The National Marine Manufacturers Association says Wisconsin’s patchwork of restrictions are confusing. It instead calls for increasing the required distance wake surf boats should stay from other boaters and shore to 200 feet, the distance mandated in some southern states, from 100 feet currently in Wisconsin. (Opponents call for a distance of up to 700 feet.)
The conflict’s ripple effects can be felt in overflowing town board meetings, dueling yard signs and rival studies.
In Kent, Conn., officials recently called a town meeting to vote on whether to ban the boats from using their ballast tanks on Lake Waramaug. So many people turned up that the selectmen decided to change the vote to a referendum on July 31.
“I could have called the meeting and just let the people in that room vote, but I would have been lynched that night,” said Marty Lindenmayer, the town’s first selectman.

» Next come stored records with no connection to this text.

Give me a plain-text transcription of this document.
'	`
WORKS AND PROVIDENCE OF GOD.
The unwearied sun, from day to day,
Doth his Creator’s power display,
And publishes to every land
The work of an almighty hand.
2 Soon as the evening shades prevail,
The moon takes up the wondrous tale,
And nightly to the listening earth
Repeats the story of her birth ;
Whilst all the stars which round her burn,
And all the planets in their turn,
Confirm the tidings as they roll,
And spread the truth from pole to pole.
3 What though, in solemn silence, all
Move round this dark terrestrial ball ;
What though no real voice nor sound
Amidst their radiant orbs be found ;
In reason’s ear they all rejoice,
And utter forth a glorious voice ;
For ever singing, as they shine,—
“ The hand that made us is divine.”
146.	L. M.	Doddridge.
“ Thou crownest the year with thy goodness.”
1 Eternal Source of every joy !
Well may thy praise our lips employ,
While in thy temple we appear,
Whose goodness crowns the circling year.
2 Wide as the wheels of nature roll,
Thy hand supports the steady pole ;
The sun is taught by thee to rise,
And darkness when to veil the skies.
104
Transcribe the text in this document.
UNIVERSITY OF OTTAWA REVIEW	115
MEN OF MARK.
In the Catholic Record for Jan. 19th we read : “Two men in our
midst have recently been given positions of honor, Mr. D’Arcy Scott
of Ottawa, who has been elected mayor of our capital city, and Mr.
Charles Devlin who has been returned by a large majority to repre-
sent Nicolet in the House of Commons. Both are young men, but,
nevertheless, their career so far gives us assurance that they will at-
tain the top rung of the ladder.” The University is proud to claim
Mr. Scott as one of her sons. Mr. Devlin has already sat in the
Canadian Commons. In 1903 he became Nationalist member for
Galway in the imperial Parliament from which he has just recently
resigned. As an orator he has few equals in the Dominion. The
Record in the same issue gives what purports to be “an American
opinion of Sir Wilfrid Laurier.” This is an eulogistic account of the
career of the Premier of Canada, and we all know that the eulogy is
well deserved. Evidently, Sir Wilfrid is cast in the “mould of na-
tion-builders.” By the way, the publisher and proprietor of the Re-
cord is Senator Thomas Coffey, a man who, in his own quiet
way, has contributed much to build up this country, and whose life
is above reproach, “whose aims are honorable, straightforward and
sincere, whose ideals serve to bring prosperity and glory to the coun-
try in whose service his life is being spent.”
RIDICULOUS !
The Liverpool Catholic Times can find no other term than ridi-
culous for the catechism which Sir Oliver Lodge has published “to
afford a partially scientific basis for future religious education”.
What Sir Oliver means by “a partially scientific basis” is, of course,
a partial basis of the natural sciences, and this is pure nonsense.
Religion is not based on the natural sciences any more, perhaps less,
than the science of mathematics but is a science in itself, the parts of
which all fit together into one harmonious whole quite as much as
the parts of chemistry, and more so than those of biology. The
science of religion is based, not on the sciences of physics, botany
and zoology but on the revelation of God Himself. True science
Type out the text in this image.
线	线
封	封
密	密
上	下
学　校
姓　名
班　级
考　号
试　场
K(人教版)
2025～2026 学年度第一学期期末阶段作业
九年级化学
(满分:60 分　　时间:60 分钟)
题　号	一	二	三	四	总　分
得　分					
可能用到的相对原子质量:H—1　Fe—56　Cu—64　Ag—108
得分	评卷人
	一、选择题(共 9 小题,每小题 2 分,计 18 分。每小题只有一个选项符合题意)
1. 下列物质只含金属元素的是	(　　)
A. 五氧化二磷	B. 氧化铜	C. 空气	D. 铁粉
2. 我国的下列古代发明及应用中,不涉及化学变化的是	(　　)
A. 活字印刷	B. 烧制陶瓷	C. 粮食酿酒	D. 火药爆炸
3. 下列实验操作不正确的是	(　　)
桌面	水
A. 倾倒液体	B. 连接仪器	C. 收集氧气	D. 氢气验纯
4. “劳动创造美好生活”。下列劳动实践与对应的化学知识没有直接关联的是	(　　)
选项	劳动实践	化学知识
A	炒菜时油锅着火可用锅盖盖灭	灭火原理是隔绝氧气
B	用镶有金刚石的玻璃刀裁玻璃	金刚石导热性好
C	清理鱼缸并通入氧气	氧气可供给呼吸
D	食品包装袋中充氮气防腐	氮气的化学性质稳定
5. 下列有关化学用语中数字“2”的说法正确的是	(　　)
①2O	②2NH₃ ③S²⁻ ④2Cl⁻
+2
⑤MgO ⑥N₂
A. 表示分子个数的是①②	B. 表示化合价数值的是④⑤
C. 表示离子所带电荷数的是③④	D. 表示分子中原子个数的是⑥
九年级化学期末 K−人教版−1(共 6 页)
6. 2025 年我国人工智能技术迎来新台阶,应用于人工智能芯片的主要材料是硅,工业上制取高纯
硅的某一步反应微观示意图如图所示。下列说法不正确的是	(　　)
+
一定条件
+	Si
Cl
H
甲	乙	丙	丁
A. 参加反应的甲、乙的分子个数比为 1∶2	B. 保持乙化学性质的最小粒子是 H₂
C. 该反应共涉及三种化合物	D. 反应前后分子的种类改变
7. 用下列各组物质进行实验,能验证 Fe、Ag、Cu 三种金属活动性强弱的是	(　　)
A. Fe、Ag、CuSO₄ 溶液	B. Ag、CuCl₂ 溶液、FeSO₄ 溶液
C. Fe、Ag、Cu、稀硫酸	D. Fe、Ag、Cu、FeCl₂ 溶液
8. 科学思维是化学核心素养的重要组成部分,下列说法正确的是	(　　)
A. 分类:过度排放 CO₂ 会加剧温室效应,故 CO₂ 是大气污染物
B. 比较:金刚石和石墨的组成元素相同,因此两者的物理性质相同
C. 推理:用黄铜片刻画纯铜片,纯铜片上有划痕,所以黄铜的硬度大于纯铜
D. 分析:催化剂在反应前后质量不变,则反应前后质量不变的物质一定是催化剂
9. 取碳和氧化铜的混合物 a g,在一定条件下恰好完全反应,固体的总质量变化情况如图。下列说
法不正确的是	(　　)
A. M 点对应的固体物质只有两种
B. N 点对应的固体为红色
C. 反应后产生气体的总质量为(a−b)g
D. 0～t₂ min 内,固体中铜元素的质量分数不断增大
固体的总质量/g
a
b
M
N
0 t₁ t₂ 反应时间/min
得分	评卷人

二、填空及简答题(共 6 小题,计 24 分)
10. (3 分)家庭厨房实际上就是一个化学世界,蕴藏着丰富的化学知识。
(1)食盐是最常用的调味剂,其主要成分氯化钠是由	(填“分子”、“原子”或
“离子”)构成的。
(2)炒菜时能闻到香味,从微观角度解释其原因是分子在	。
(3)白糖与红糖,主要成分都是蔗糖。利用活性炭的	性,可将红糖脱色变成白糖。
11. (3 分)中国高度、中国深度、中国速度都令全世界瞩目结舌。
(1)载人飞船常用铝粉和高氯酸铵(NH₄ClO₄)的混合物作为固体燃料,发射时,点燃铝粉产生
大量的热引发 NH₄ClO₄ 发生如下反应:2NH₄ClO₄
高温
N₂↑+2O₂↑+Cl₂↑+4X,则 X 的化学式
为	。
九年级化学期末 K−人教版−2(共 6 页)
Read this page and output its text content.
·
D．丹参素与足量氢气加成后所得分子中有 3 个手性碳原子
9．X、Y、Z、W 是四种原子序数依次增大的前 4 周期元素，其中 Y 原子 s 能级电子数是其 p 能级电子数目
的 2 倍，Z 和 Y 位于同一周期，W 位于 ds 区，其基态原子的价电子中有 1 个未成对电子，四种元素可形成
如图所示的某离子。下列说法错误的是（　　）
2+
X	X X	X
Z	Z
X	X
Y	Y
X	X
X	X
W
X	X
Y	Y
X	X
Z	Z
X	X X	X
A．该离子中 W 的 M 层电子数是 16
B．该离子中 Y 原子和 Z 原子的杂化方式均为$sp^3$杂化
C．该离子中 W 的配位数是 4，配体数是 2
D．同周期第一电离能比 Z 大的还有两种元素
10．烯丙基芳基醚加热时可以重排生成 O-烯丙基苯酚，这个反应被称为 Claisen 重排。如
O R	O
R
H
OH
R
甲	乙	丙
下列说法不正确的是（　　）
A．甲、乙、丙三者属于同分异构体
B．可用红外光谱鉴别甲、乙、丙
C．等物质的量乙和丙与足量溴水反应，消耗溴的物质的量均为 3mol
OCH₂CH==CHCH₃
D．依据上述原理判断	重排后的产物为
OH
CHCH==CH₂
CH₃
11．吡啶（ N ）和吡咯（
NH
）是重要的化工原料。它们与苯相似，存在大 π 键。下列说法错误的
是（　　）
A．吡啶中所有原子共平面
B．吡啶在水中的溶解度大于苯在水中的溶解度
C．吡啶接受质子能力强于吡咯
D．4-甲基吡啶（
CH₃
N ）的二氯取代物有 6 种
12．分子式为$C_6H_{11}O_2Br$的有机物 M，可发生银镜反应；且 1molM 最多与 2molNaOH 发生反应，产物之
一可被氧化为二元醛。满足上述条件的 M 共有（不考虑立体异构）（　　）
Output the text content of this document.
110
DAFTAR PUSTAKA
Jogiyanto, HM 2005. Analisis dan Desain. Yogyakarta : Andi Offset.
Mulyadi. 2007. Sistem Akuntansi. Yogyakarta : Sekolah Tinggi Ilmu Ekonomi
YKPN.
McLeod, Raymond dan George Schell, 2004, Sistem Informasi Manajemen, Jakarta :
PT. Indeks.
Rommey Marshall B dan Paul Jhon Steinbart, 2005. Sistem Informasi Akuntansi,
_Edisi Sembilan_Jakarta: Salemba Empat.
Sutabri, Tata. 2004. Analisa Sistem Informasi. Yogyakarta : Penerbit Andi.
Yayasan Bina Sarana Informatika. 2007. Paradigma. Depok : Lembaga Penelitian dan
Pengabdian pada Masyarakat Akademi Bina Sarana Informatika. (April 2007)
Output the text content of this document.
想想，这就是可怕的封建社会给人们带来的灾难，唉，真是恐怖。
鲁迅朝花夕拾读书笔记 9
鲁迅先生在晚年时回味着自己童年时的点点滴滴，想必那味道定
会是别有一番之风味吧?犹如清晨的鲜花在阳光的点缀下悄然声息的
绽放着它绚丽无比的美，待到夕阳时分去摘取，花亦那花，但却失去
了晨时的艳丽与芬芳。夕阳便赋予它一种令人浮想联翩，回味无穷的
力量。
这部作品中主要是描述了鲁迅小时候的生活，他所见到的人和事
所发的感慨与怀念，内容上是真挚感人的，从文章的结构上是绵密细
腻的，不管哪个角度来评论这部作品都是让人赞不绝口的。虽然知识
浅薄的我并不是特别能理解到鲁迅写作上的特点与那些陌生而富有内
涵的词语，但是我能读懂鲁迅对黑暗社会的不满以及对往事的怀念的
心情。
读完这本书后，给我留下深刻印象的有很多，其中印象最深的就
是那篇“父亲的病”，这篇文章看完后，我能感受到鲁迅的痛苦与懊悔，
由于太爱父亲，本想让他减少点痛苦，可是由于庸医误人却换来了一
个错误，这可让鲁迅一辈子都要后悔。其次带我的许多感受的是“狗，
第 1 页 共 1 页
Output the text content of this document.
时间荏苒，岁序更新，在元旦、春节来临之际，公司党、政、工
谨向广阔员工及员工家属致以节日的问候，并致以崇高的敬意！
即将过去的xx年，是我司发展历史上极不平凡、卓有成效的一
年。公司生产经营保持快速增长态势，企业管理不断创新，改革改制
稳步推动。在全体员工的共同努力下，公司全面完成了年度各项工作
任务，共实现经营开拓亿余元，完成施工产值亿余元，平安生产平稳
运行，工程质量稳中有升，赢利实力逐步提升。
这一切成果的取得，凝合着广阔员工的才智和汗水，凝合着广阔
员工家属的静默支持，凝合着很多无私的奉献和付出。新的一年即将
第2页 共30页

A battle is also raging on Lake Beulah in southeastern Wisconsin’s East Troy, where homes and summer camps hug the shore. Signs saying “Big Wakes Hurt Lakes” can be spotted around town, though several have been stolen, said Tom VanDenBogart, president of Protect Lake Beulah.
Brian Fons, a retired pharmaceutical salesman who organizes an annual fishing tournament on Lake Beulah, said he’s lost friends since he began raising concerns that wakesurfing boats are damaging fishing beds in a lake where depths vary greatly.
“It’s a very difficult lake for anyone to wakesurf without doing damage,” he said.

Brian Fons, a retired pharmaceutical salesman and organizer of an annual fishing tournament.
Retired firefighters Bonnie and Shawn Merath have scuba dived on Beulah to assess the impact of the boats on the lake bed at depths of 12 feet, where some plants were damaged, to 20 feet, where Shawn felt his body lifted up by around 3 feet after the boat passed.
“We were surprised by how much we got thrown around,” said Bonnie.
William Banholzer, an engineering professor at the University of Wisconsin, Madison, has been traveling to town meetings arguing research doesn’t support banning the boats. Banholzer, who owns a wakesurfing boat but says that doesn’t affect his conclusions, said studies show about 70% of a wave’s energy is dissipated at around 200 feet.
“If you’re taking my rights away, you better have a preponderance of evidence on your side, and they don’t,” Banholzer said.
Montgomery, standing on the dock where he first saw one of the boats, doesn’t buy it.
“I have a hard drive filled with these studies,” he said. “You can quote studies, but it’s people on the lake. What has their experience been?”

In Wisconsin, around 60 municipalities, representing 331 lakes, have passed wake surfing bans.